Il neo presidente della Figc ha tracciato tempi e passaggi operativi al termine del primo Consiglio Federale, concentrandosi sulle scelte più attese legate al commissario tecnico e al direttore tecnico. Giovanni Malagò, nel corso della conferenza stampa post riunione, ha indicato una serie di variabili da affrontare prima della chiusura dei ruoli, chiarendo anche il metodo con cui verranno gestite le decisioni.

Giovanni Malagò tempi per chiudere scelte Figc entro una settimana

Alla domanda sulla sostenibilità delle valutazioni relative a Maldini come direttore tecnico e Conte come commissario tecnico, il presidente ha chiarito di non aver impostato il ragionamento su un unico punto: non si tratta di un nodo pregiudiziale. Il quadro, secondo Malagò, dipende da più fattori e richiede cautela nell’evitare percorsi interpretati in modo troppo lineare.

Quanto alle tempistiche, la risposta è stata netta: nell’arco di una settimana è tutto chiuso. Nel frattempo restano da sistemare diverse componenti organizzative, tra cui il team manager e il direttore tecnico. La sequenza delle decisioni, quindi, non riguarda soltanto la nomina del commissario tecnico, ma l’insieme delle figure collegate alle dinamiche operative della federazione.

team manager e direttore tecnico come passaggi da completare

Nel descrivere lo scenario, Malagò ha sottolineato che le attività da definire non si esauriscono nella scelta del commissario tecnico. La presenza di ruoli affiancati, in particolare team manager e direttore tecnico, rende necessaria una chiusura ordinata delle diverse caselle, con conseguente coordinamento delle responsabilità.

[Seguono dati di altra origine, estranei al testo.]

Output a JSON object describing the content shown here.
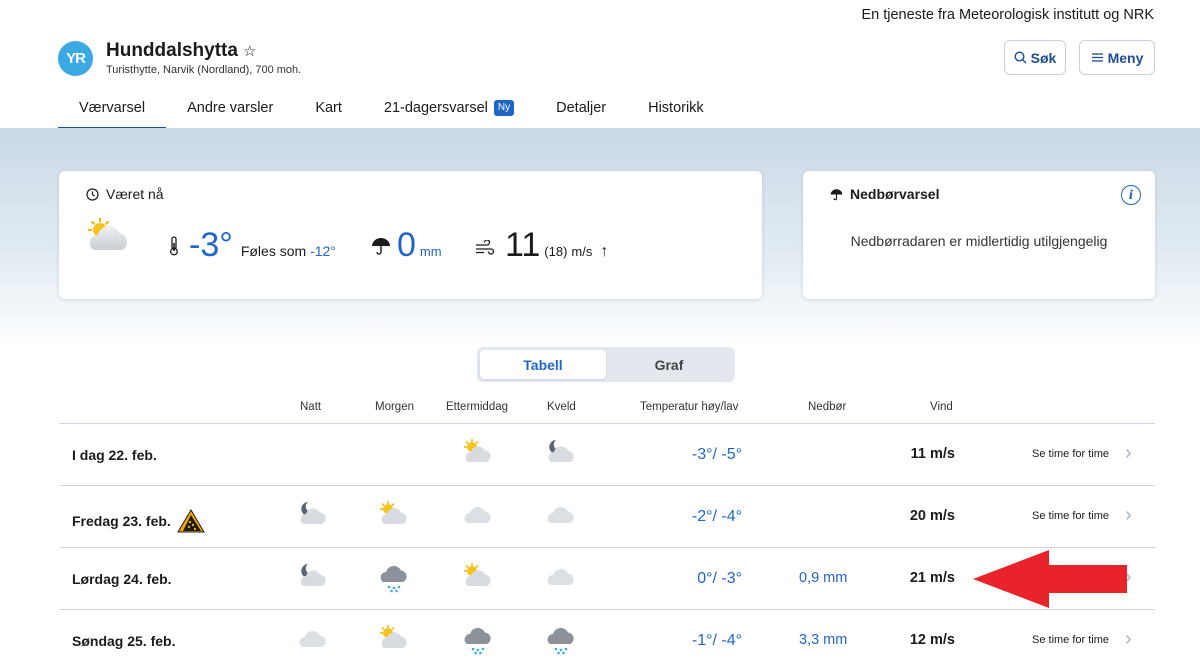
{
  "header": {
    "service_text": "En tjeneste fra Meteorologisk institutt og NRK",
    "logo_text": "YR",
    "location_name": "Hunddalshytta",
    "location_sub": "Turisthytte, Narvik (Nordland), 700 moh.",
    "search_label": "Søk",
    "menu_label": "Meny"
  },
  "nav": {
    "tabs": [
      {
        "label": "Værvarsel",
        "active": true
      },
      {
        "label": "Andre varsler"
      },
      {
        "label": "Kart"
      },
      {
        "label": "21-dagersvarsel",
        "badge": "Ny"
      },
      {
        "label": "Detaljer"
      },
      {
        "label": "Historikk"
      }
    ]
  },
  "now": {
    "title": "Været nå",
    "temp": "-3°",
    "feels_label": "Føles som",
    "feels_value": "-12°",
    "precip": "0",
    "precip_unit": "mm",
    "wind": "11",
    "gust": "(18)",
    "wind_unit": "m/s",
    "wind_arrow": "↑"
  },
  "precip_card": {
    "title": "Nedbørvarsel",
    "info": "i",
    "message": "Nedbørradaren er midlertidig utilgjengelig"
  },
  "toggle": {
    "table_label": "Tabell",
    "graph_label": "Graf"
  },
  "table": {
    "headers": {
      "night": "Natt",
      "morning": "Morgen",
      "afternoon": "Ettermiddag",
      "evening": "Kveld",
      "temp": "Temperatur høy/lav",
      "precip": "Nedbør",
      "wind": "Vind"
    },
    "hourly_link": "Se time for time",
    "rows": [
      {
        "day": "I dag 22. feb.",
        "icons": [
          "",
          "",
          "partly-sunny-icon",
          "partly-night-icon"
        ],
        "temp": "-3°/ -5°",
        "precip": "",
        "wind": "11 m/s",
        "warning": false
      },
      {
        "day": "Fredag 23. feb.",
        "icons": [
          "partly-night-icon",
          "partly-sunny-icon",
          "cloud-icon",
          "cloud-icon"
        ],
        "temp": "-2°/ -4°",
        "precip": "",
        "wind": "20 m/s",
        "warning": true
      },
      {
        "day": "Lørdag 24. feb.",
        "icons": [
          "partly-night-icon",
          "snow-cloud-icon",
          "partly-sunny-icon",
          "cloud-icon"
        ],
        "temp": "0°/ -3°",
        "precip": "0,9 mm",
        "wind": "21 m/s",
        "warning": false
      },
      {
        "day": "Søndag 25. feb.",
        "icons": [
          "cloud-icon",
          "partly-sunny-icon",
          "snow-cloud-icon",
          "snow-cloud-icon"
        ],
        "temp": "-1°/ -4°",
        "precip": "3,3 mm",
        "wind": "12 m/s",
        "warning": false
      }
    ]
  },
  "colors": {
    "accent": "#1f66c7",
    "nav_active": "#1f4e93",
    "annotation_arrow": "#e8232a"
  }
}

commissario tecnico e metodo di contatto: scelte dopo la casella del dt

Sul commissario tecnico, Malagò ha precisato l’approccio seguito finora. Ha dichiarato di non aver parlato al telefono, di non aver visto e di non aver contattato alcuna persona fino a quel momento. Il presidente ha inoltre spiegato di essersi imposto una logica di tempistica: le interlocuzioni dovranno avvenire soltanto dopo la chiusura della casella del direttore tecnico.

Secondo quanto riportato, la casella del direttore tecnico potrebbe essere congiunta o abbinata a quella del presidente del club Italia, con competenze definite come molto simili. In questo modo, la scelta del commissario tecnico viene collegata a un ordine di priorità coerente con le dinamiche interne.

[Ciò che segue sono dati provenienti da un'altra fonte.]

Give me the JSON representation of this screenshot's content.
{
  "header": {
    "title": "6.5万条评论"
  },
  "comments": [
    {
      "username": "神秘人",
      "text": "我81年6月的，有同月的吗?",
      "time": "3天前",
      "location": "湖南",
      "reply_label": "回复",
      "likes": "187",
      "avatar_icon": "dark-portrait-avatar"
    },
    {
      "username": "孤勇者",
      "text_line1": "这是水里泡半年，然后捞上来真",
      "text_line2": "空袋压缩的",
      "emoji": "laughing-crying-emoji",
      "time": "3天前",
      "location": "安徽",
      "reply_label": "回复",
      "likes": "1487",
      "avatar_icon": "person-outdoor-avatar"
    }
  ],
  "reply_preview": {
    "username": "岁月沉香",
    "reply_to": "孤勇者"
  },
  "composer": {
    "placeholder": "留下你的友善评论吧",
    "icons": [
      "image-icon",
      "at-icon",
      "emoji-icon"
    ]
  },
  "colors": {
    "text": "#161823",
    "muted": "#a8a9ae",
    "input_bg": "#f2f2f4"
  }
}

responsabilità politica e aspettative condivise sulla nomina del ct

Malagò ha anche richiamato il valore della dimensione politica della decisione, collegandola alla volontà del sistema italiano di condividere la scelta del commissario tecnico con la federazione.

direttore tecnico: Paolo Maldini tra ipotesi e variabili, decisione ancora in corso

Per la decisione sul direttore tecnico, Malagò ha parlato della situazione indicando che non è possibile stabilire quanto la distanza sia ridotta o ampia rispetto alle ipotesi circolate. Con riferimento a Paolo Maldini, indicato da molti come favorito, il presidente ha dichiarato di essere impegnato molto sul tema e di lavorare per arrivare a una chiusura.

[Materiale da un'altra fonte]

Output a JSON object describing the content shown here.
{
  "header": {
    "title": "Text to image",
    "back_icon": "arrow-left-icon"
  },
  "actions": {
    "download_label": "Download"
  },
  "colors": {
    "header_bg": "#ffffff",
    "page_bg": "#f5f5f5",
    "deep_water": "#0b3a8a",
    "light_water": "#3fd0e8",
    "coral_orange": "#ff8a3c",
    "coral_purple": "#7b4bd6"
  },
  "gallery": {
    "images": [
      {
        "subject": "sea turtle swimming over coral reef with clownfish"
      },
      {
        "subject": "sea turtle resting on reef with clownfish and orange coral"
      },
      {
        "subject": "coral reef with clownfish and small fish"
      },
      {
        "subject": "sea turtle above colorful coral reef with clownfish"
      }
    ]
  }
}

La durata resta incerta: la scelta può dipendere da questione ore oppure richiedere più tempo. Nel frattempo Malagò ha riferito di aver letto diversi nomi, senza assumere l’impostazione né di una smentita né di una conferma. Il presidente ha aggiunto che la mancata definizione può comportare il rischio di creare problemi ad alternative o piani B, elemento che influisce sul processo decisionale.

supporto Serie A, budget Figc e sponsor privati per le finalità di alto livello

Un ulteriore passaggio riguarda il supporto della Serie A e le possibili forme di sostegno. Malagò ha ricordato quanto emerso nelle dichiarazioni di Marotta, secondo cui la Lega di Serie A, in considerazione dell’interesse verso la nazionale, intende individuare una forma di supporto per le finalità di alto livello della Figc.

La proposta, da presentare in assemblea di A il prossimo 23 luglio, sarebbe collegata anche al tema del budget federale, descritto come non adeguato a “voli pindarici”. Malagò ha espresso apprezzamento per l’impostazione illustrata, evidenziando che c’è necessità di lavorare sulla parte relativa a partner e sponsor.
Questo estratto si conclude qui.